UPDATE April 6th, 2014: As there continues to be considerable misjudgment concerning the motives of those who expressed votes in opposition last Saturday, I think my friend Regina Samuelson quite nicely summarized the problems that compelled these people to vote as they did. Here is what she had to say:

"Thoughts on the LDS Conference "opposed" folks:

"A) They are active, faithful members who feel that the church is being taken in the wrong direction.

"B) Worse, many have sought a forum for expressing their concerns and been dismissed on the local level.

"C) Even worse, many have sought a similar forum amongst the general leadership and been wholly ignored.

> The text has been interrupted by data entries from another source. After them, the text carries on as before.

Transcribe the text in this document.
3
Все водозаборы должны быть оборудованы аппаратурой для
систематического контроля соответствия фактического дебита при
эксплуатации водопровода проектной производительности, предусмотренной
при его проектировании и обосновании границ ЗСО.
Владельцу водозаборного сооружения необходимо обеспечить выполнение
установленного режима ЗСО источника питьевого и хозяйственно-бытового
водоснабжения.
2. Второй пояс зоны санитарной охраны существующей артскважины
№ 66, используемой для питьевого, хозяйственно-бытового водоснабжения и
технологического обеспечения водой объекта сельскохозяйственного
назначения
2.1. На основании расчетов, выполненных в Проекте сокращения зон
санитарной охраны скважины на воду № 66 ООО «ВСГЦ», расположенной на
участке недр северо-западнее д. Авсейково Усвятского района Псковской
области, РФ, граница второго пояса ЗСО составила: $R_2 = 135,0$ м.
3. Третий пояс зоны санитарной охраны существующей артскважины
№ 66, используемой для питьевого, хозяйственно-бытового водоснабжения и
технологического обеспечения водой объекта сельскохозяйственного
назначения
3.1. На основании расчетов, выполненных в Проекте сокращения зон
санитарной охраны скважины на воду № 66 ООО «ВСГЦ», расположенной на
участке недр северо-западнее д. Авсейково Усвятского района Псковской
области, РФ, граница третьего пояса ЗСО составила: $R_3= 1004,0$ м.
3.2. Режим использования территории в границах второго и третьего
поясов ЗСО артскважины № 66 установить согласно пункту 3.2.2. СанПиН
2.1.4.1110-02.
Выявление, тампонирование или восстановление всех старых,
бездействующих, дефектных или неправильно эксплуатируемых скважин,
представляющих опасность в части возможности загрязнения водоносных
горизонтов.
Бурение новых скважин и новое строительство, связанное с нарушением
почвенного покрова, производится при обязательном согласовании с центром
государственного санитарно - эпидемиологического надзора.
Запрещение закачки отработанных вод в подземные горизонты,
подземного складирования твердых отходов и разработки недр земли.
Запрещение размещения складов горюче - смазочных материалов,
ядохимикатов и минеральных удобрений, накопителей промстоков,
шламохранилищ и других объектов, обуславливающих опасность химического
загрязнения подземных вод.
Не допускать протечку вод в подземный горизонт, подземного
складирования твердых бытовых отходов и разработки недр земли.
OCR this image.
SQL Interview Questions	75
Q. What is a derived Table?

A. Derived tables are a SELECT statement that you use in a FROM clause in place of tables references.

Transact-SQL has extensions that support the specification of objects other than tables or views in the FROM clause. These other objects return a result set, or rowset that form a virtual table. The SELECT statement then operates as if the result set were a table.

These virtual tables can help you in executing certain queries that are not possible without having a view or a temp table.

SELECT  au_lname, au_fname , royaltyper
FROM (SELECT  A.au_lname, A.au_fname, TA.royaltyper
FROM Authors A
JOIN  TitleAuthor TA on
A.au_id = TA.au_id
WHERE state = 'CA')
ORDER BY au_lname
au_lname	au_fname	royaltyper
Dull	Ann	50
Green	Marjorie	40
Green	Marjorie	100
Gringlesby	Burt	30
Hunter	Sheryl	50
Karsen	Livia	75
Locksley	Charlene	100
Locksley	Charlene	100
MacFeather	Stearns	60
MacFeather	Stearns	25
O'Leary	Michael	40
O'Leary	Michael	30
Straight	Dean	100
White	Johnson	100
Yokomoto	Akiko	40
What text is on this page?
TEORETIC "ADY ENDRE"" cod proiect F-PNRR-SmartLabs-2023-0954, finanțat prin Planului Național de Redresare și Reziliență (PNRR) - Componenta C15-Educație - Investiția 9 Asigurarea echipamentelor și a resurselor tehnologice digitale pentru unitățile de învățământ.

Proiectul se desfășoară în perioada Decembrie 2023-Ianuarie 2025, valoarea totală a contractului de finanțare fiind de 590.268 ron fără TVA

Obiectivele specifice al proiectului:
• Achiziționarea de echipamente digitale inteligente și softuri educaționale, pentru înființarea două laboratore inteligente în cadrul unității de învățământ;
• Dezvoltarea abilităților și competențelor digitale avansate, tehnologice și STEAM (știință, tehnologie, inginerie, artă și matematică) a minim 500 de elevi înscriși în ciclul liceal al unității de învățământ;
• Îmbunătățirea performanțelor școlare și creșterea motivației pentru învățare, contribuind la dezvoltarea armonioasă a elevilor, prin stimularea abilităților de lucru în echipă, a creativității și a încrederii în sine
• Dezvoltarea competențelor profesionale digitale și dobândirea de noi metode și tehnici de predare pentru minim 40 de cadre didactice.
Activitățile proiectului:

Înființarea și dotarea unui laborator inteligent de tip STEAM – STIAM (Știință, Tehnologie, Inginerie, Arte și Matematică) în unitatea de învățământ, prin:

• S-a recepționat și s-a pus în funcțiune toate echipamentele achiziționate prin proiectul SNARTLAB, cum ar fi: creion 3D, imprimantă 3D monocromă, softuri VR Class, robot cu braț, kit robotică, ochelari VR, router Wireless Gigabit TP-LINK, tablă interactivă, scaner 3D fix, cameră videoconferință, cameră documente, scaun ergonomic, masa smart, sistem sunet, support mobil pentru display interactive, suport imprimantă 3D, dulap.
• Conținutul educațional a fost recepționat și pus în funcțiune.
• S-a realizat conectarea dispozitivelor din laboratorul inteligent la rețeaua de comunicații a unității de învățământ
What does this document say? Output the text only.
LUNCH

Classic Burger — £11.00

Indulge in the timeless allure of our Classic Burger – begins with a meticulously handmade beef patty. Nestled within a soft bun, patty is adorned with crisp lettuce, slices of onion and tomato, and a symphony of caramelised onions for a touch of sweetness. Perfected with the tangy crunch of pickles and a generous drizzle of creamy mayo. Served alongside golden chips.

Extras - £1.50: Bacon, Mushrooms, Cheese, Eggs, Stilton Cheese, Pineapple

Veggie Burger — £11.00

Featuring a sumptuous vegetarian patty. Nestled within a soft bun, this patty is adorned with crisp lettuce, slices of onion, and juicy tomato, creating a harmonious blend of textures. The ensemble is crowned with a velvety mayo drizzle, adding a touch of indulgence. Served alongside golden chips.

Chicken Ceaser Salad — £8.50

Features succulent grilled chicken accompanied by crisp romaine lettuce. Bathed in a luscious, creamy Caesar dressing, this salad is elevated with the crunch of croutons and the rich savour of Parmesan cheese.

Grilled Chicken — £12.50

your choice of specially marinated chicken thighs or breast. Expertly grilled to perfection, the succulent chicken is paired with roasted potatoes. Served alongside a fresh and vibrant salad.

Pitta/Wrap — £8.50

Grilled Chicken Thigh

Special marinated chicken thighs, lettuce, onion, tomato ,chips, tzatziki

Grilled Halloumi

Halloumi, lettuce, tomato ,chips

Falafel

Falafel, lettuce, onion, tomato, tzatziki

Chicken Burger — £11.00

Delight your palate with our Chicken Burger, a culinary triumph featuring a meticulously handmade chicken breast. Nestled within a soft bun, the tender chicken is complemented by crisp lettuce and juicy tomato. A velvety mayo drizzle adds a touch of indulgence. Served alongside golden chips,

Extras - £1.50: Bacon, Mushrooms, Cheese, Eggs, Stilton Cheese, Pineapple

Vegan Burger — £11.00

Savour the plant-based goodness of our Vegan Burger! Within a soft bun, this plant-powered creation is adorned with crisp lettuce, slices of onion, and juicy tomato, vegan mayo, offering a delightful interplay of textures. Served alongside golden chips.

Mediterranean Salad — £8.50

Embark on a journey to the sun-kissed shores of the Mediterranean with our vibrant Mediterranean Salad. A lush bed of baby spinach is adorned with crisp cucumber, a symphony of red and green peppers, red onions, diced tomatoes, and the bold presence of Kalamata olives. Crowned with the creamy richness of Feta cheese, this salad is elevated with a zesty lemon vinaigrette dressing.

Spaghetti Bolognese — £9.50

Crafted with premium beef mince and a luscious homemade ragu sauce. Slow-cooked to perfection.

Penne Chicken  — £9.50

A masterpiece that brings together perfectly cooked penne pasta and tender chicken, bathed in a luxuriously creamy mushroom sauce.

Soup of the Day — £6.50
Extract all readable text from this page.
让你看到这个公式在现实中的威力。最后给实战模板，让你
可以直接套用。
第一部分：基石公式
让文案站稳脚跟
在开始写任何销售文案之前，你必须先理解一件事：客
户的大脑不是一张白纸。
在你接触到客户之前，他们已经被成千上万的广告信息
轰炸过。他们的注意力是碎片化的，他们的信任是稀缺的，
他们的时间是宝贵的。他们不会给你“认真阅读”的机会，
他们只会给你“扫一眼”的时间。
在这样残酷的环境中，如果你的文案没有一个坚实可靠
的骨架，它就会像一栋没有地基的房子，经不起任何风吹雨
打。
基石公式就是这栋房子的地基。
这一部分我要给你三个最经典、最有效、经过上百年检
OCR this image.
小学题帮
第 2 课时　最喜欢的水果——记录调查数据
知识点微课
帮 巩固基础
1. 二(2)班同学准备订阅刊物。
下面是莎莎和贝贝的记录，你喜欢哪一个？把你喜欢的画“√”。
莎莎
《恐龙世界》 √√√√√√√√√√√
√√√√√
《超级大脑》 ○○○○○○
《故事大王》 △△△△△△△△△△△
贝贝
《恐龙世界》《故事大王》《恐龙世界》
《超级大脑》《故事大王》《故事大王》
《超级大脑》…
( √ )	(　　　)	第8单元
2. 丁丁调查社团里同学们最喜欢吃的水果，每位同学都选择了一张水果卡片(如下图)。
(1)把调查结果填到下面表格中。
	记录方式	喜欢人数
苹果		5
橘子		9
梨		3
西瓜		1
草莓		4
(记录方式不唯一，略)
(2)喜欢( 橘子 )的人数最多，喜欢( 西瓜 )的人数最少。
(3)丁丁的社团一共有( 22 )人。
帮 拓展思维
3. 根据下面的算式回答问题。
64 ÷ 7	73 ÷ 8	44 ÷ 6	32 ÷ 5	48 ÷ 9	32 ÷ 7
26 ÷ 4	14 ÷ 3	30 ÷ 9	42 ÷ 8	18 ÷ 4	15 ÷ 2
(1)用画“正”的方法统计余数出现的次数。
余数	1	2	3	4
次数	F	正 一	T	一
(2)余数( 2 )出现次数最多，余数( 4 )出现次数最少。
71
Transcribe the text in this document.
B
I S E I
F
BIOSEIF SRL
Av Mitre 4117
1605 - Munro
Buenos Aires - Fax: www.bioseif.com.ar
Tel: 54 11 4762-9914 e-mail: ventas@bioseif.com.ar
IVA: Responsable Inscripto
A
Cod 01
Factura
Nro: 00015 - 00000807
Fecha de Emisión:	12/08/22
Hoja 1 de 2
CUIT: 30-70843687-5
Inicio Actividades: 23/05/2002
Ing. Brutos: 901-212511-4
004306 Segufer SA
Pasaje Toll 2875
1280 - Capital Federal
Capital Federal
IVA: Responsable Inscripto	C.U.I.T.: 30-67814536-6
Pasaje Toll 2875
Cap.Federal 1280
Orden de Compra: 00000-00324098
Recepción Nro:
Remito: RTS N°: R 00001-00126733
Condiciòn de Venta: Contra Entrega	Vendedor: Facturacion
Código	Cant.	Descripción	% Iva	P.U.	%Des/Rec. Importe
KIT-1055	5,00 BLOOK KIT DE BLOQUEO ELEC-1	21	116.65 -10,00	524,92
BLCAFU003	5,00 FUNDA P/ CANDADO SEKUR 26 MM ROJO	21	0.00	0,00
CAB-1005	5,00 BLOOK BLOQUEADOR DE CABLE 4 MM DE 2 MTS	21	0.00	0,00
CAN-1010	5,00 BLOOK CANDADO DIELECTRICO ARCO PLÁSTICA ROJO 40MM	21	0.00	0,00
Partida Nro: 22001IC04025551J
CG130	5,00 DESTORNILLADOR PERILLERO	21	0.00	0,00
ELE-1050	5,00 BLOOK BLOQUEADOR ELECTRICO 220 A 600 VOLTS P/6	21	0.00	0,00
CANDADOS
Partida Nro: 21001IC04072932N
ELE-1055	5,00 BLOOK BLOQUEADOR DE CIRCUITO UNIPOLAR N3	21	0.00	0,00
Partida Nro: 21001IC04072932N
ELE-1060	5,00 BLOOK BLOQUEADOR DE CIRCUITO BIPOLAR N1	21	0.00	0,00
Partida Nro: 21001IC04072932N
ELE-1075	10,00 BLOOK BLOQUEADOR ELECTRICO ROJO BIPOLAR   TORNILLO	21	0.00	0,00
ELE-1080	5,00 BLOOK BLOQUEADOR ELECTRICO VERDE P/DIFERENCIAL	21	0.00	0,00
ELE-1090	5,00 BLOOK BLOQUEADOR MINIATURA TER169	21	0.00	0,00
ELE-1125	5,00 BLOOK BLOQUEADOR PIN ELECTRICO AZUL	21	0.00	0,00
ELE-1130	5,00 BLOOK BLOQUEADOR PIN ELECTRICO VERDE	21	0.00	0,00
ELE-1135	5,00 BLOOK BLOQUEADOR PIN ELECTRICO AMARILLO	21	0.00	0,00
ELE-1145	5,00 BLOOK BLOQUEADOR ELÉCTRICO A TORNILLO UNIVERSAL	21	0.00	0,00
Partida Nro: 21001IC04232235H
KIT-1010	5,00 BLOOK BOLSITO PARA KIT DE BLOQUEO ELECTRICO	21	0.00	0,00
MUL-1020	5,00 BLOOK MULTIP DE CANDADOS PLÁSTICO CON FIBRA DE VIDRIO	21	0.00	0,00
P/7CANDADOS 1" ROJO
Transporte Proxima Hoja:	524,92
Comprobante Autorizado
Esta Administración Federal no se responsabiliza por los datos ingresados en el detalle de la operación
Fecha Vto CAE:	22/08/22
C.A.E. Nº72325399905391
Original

"D) According the Doctrine and Covenants, the reason the congregation is asked if the membership is in favor or opposed was to give those opposed a forum to express those concerns. A few members took advantage of that opportunity and have been hung out to dry as a result.

"E) Accepting the teachings and decisions of leaders without actually THINKING - albeit the membership is taught that if they abide by the will of the general leadership, even doing something wicked (as commanded) is forgivable in the eyes of God and will not be held against them - means not that the follower has faith; what they have is a Sheep Complex. Ostensibly, we have been given free will so that we can USE IT.

"FINALLY: All is not well in Zion...but the opposing votes are not at fault. They are a symptom of that which the leadership refuses to face, as per Uchtdorf NOT EVEN LOOKING UP: They have NOT been honest with the membership, and their focus is on things other than Jesus. Time to pay the piper."